Tribune Juive

Dans mon pays de cocagne

Nous sommes confinés depuis samedi 14 mars : ça fait 18 jours …

J’ai la trouille pour mes enfants et mes petits enfants.

Et j’ai la trouille des hôpitaux de Paris avec trop peu de lits médicalisés, trop peu d’appareils de respiration, de masques, de matériel …

Rue de Seine, Paris 6ème

Des infirmières, des aides soignantes font tout le travail et on on devrait tomber à genoux devant elles.

Les médecins se démènent, se contredisent parce qu’ils ne savent pas et qu’ils ont peur de se tromper.

Être malade aujourd’hui c’est un cauchemar inimaginable.

Ils avaient essayé de combler le gouffre sans fond des dépenses de santé et ils se retrouvent en guerre ( ce fût répété six fois) sans l’avoir préparée. Ils font ce qu’ils peuvent maintenant. Ils passent à la télévision 2 fois par jour et ils envoient l’armée installer en 10 jours des tentes médicalisées pour accueillir 30 malades en tout.

Il déplacent des malades d’un coin de l’ Hexagone vers un autre pour pouvoir les soigner. Il faut 150 personnes pour déplacer 10 malades ! Les gens sont apeurés mais ils restent méfiants et réticents.

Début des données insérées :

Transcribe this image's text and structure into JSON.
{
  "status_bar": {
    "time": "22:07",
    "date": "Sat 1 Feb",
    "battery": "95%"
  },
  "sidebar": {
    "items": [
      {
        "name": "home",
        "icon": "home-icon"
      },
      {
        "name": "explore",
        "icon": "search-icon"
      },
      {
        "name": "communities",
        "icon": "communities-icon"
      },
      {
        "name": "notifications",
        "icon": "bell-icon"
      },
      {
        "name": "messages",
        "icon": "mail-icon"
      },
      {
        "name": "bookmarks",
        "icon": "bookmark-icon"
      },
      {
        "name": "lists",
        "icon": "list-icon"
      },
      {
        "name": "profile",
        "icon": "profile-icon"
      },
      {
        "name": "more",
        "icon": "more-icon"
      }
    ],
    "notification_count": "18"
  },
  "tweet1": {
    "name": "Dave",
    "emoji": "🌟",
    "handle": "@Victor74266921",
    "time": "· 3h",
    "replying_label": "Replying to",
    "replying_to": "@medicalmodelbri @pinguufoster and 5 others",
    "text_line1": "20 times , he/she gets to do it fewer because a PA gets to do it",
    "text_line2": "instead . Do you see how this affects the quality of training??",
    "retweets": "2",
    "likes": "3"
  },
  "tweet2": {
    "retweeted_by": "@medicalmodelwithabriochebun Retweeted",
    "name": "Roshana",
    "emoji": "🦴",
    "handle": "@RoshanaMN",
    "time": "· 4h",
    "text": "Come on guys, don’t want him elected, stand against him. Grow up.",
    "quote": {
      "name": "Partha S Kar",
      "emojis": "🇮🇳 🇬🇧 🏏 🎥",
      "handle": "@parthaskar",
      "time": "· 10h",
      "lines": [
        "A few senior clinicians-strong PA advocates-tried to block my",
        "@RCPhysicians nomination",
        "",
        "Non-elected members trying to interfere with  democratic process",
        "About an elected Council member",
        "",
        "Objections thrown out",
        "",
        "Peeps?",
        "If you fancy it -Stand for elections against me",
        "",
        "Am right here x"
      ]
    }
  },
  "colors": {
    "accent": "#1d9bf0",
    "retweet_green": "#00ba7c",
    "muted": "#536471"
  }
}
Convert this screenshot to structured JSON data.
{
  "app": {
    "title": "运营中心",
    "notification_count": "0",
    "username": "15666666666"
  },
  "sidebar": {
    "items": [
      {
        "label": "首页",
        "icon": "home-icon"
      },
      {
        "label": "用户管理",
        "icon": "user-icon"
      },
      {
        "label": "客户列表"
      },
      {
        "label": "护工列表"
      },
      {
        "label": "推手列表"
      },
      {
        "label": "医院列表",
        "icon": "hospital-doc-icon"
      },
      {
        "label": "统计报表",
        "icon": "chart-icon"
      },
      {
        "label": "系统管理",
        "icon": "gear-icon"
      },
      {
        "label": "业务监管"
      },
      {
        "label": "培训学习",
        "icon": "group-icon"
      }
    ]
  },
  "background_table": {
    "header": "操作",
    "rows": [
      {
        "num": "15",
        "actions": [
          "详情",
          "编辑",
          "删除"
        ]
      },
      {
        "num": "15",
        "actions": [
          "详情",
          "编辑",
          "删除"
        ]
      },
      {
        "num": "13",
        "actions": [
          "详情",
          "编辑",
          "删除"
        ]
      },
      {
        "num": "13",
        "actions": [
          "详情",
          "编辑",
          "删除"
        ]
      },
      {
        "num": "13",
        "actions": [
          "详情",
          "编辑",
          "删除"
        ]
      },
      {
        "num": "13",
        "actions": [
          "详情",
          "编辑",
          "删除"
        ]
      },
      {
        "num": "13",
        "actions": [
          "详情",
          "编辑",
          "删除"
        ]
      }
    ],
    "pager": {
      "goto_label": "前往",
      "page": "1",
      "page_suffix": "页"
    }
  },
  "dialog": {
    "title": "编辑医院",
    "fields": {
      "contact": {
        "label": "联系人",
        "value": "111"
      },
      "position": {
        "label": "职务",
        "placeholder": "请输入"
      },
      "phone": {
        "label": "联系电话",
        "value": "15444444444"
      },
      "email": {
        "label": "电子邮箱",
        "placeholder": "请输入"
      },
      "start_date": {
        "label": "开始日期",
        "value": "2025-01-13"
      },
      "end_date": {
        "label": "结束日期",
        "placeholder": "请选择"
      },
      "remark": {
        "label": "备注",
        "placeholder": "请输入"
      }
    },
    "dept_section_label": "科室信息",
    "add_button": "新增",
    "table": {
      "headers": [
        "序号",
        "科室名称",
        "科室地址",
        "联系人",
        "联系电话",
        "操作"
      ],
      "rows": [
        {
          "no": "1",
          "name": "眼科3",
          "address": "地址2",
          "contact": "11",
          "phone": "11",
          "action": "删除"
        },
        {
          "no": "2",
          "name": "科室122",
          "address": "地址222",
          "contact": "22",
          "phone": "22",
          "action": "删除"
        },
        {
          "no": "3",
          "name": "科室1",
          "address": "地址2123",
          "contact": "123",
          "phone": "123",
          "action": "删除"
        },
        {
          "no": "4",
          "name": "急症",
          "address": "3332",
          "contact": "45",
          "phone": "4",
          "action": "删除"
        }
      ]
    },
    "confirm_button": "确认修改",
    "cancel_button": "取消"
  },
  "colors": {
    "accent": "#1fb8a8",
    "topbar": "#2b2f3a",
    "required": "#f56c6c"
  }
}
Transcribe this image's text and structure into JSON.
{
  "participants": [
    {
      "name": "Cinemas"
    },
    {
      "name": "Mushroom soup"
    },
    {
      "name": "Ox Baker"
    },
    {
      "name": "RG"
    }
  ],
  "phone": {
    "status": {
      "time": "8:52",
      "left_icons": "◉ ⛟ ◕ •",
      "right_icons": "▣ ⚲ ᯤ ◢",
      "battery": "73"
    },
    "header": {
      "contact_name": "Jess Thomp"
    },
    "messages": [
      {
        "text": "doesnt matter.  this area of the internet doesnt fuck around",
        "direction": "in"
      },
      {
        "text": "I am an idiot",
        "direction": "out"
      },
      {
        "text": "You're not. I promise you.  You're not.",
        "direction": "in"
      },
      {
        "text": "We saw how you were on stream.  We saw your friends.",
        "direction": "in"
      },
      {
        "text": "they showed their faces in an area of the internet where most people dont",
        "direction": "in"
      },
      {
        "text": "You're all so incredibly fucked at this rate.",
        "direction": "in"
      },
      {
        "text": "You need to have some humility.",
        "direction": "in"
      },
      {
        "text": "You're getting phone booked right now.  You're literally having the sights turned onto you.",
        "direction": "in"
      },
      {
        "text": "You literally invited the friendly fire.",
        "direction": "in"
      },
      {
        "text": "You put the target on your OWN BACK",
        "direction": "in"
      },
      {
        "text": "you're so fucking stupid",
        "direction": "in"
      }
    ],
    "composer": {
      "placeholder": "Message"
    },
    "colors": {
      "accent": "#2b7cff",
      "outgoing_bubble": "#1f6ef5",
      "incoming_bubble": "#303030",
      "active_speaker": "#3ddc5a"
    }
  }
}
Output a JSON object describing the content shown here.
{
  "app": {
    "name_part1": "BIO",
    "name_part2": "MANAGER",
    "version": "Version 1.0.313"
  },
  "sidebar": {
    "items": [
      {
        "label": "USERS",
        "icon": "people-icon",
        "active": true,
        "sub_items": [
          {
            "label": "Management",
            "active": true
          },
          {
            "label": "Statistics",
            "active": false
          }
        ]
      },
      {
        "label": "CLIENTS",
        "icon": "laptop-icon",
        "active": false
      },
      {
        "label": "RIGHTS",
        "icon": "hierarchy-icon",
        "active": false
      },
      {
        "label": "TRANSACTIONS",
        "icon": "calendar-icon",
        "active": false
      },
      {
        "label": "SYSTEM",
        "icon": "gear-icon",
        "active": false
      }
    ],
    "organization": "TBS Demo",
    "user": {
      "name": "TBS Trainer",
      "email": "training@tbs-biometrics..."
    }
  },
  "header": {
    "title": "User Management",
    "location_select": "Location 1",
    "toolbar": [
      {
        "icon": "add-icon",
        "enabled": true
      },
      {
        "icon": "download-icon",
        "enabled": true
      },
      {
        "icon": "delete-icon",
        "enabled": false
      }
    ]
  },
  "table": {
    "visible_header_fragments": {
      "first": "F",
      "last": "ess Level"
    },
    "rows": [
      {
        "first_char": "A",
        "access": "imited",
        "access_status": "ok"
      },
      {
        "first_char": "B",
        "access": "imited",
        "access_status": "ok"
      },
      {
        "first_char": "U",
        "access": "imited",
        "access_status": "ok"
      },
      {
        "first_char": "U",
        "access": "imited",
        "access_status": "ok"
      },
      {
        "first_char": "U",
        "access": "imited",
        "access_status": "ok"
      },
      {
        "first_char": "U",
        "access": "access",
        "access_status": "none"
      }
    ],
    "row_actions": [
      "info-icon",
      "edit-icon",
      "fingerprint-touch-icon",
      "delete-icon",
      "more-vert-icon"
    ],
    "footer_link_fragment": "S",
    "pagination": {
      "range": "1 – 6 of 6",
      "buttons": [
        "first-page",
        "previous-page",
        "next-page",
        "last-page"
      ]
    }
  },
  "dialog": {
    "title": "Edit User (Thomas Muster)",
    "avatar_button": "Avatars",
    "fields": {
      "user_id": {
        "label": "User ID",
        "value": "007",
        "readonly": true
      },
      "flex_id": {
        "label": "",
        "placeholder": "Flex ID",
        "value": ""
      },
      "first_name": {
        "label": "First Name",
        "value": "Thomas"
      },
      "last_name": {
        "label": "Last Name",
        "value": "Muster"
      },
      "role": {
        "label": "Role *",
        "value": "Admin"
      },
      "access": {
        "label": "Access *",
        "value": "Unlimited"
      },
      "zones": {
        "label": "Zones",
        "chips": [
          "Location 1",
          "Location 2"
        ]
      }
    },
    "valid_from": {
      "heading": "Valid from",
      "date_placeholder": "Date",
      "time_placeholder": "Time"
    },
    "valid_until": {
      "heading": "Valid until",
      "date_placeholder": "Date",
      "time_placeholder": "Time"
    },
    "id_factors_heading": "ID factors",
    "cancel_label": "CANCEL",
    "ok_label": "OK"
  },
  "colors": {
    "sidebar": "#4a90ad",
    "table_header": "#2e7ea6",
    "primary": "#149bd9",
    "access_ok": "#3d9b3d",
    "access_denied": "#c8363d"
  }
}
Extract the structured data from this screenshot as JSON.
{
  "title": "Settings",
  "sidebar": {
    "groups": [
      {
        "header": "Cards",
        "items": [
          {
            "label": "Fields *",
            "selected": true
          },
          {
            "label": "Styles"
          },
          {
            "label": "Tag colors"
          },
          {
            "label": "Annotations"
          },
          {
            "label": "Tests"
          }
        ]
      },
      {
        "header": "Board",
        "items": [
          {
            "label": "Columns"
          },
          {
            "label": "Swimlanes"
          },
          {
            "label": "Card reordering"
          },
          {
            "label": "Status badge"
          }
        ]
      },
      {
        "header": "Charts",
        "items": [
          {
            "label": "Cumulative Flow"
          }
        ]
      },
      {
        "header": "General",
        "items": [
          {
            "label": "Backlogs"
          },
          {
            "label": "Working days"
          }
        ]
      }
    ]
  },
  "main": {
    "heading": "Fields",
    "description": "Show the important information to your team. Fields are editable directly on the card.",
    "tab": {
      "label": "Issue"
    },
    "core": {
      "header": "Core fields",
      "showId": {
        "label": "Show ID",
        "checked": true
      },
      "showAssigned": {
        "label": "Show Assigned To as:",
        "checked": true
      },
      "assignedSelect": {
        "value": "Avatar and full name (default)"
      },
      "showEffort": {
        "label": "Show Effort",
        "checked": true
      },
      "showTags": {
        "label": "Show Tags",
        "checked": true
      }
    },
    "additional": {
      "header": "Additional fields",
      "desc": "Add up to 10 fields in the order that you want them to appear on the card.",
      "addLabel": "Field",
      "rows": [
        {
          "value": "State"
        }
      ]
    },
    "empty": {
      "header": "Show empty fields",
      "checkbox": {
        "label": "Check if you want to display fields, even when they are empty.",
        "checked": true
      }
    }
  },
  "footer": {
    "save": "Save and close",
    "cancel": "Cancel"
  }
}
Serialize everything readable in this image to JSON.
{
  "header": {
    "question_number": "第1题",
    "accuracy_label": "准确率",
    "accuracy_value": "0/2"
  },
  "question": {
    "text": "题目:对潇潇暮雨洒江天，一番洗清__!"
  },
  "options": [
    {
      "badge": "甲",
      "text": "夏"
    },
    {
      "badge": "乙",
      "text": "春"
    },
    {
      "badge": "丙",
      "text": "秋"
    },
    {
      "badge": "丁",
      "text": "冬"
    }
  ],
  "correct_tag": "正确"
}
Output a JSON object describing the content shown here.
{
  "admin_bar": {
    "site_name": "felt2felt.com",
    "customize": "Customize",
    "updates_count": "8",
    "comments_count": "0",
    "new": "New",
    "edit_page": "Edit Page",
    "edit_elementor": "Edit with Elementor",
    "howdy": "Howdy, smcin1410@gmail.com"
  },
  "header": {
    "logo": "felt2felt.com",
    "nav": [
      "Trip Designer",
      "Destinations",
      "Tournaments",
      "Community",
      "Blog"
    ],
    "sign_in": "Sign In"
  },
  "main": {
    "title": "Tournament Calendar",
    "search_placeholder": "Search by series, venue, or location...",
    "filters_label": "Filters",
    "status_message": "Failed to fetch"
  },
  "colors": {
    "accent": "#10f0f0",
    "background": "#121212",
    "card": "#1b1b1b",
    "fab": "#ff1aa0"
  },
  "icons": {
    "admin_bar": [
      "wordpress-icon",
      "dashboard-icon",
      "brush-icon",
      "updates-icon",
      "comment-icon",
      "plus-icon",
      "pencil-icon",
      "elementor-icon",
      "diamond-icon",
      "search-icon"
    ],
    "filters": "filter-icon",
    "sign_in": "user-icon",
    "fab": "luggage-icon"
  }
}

On voulait coupler une médecine libérale de ville avec carte Vitale plus mutuelle et des hôpitaux publics avec services d’urgence devenus dispensaires à tout faire pour toute la misère du monde. Aujourd’hui, il y a la moitié des lits de réanimation nécessaires pour faire face aux ravages du virus. En Allemagne, il y a tout ce qu’il faut.

Je ne suis pas en colère. Je ne suis pas révolté. Mais j’ai honte !

Je me croyais invincible dans mon pays de cocagne, du moins pour moi . Et je me retrouve balloté de mensonges en promesses et j’ai la trouille.
Ils n’ont pas les moyens matériels pour me soigner, pour me ventiler et m’offrir plus qu’une sédation. Ils vont se consacrer à sauver les plus jeunes et ne pas s’occuper de moi. Normal.

Jardin du Luxembourg

Quand j’avais 18 ans, pour moi, la France c’était Paris, c’était la rue Soufflot qui descend du Panthéon au Jardin du Luxembourg où les chaisières nous faisaient décamper, la Fac de Droit et la Sorbonne par la rue Saint Jacques ou le Boulevard Saint Michel. Heureux temps !

Ensuite ce furent les études et les 28 mois de service militaire pour faire comprendre que « Al-gé-rie fran-çaise » c’était fini.

On se rencontre et on se plaît. Beaucoup. On se marie. On reste un couple et on avance : le travail, les enfants, les conflits, les maisons, les impôts, les vacances…

Place Saint-Germain-des-Prés, Paris 6ème

Et les copains, les cafés de la rue Saint Guillaume à la rue de Seine, le long du Boulevard Saint Germain. Ciel gris, 18 degrés, le temps de Paris puis la déchirante douceur du printemps parisien et les terrasses qui débordent.
La politique et la gauche et la droite … . Un système économique efficace mais cruel ou une pseudo égalité, ils ont tous échoué.

Les années défilent. Très vite. Les plus belles sont celles qui te restent à vivre.

Un virus !

Ce pouvait être une maladie sordide avec des médecins, des spécialistes, des ordonnances et des soins pour que je reste attentif au lent cheminement de mes douleurs secrètes.

Non, un virus et dans mon pays de cocagne, il n’y a pas de place pour soigner ceux qui se sont tant battus.